De conclusie is dat de bestreden beschikking zal worden bekrachtigd. Overigens betekent de beëindiging van het gezag van de moeder niet dat zij niet langer recht heeft op informatie vanuit hulpverlenende instanties rondom [minderjarige 1] en zijn school.
Informatieregeling
5.8
De moeder heeft een informatieregeling verzocht, inhoudende dat de vader haar één keer per maand uitgebreid informeert over [minderjarige 1] en dan met name op de volgende punten: algemene en sociale-emotionele ontwikkeling, medische aangelegenheden, school, sport en sociale activiteiten, vakantie en vrije tijd en overige, op straffe van een dwangsom van € 500,- per keer dat de vader de moeder niet informeert.
5.9
Het hof is van oordeel dat het door de moeder voor het eerst in hoger beroep geformuleerde verzoek als een zelfstandig verzoek moet worden gekwalificeerd. De moeder heeft in eerste aanleg slechts verweer gevoerd.
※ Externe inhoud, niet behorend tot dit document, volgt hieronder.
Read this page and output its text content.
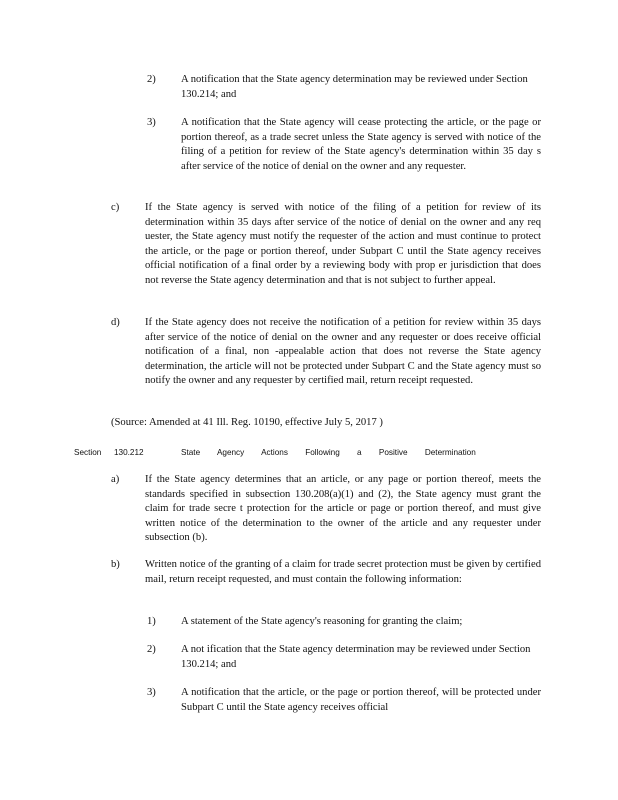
2) A notification that the State agency determination may be reviewed under Section 130.214; and
3) A notification that the State agency will cease protecting the article, or the page or portion thereof, as a trade secret unless the State agency is served with notice of the filing of a petition for review of the State agency's determination within 35 day s after service of the notice of denial on the owner and any requester.
c) If the State agency is served with notice of the filing of a petition for review of its determination within 35 days after service of the notice of denial on the owner and any req uester, the State agency must notify the requester of the action and must continue to protect the article, or the page or portion thereof, under Subpart C until the State agency receives official notification of a final order by a reviewing body with prop er jurisdiction that does not reverse the State agency determination and that is not subject to further appeal.
d) If the State agency does not receive the notification of a petition for review within 35 days after service of the notice of denial on the owner and any requester or does receive official notification of a final, non -appealable action that does not reverse the State agency determination, the article will not be protected under Subpart C and the State agency must so notify the owner and any requester by certified mail, return receipt requested.
(Source: Amended at 41 Ill. Reg. 10190, effective July 5, 2017 )
Section 130.212	State Agency Actions Following a Positive Determination
a) If the State agency determines that an article, or any page or portion thereof, meets the standards specified in subsection 130.208(a)(1) and (2), the State agency must grant the claim for trade secre t protection for the article or page or portion thereof, and must give written notice of the determination to the owner of the article and any requester under subsection (b).
b) Written notice of the granting of a claim for trade secret protection must be given by certified mail, return receipt requested, and must contain the following information:
1) A statement of the State agency's reasoning for granting the claim;
2) A not ification that the State agency determination may be reviewed under Section 130.214; and
3) A notification that the article, or the page or portion thereof, will be protected under Subpart C until the State agency receives official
Een zelfstandig verzoek kan op grond van 362 Wetboek van Burgerlijke Rechtsvordering niet voor het eerst in hoger beroep worden gedaan, zodat het hof de moeder niet-ontvankelijk zal verklaren ten aanzien van de verzochte informatieregeling.
5.1
Dit leidt tot de volgende beslissing.

6.De beslissing

Het hof,
bekrachtigt de beschikking waarvan beroep;
verklaart de moeder niet-ontvankelijk in haar verzoek om een informatieregeling.
Deze beschikking is gegeven door mr. A.V.T. de Bie, mr. G.W. Brands-Bottema en mr. T.M. Subelack, in tegenwoordigheid van mr. T.L. Prins als griffier, en is op 30 augustus 2022 in het openbaar uitgesproken door de voorzitter.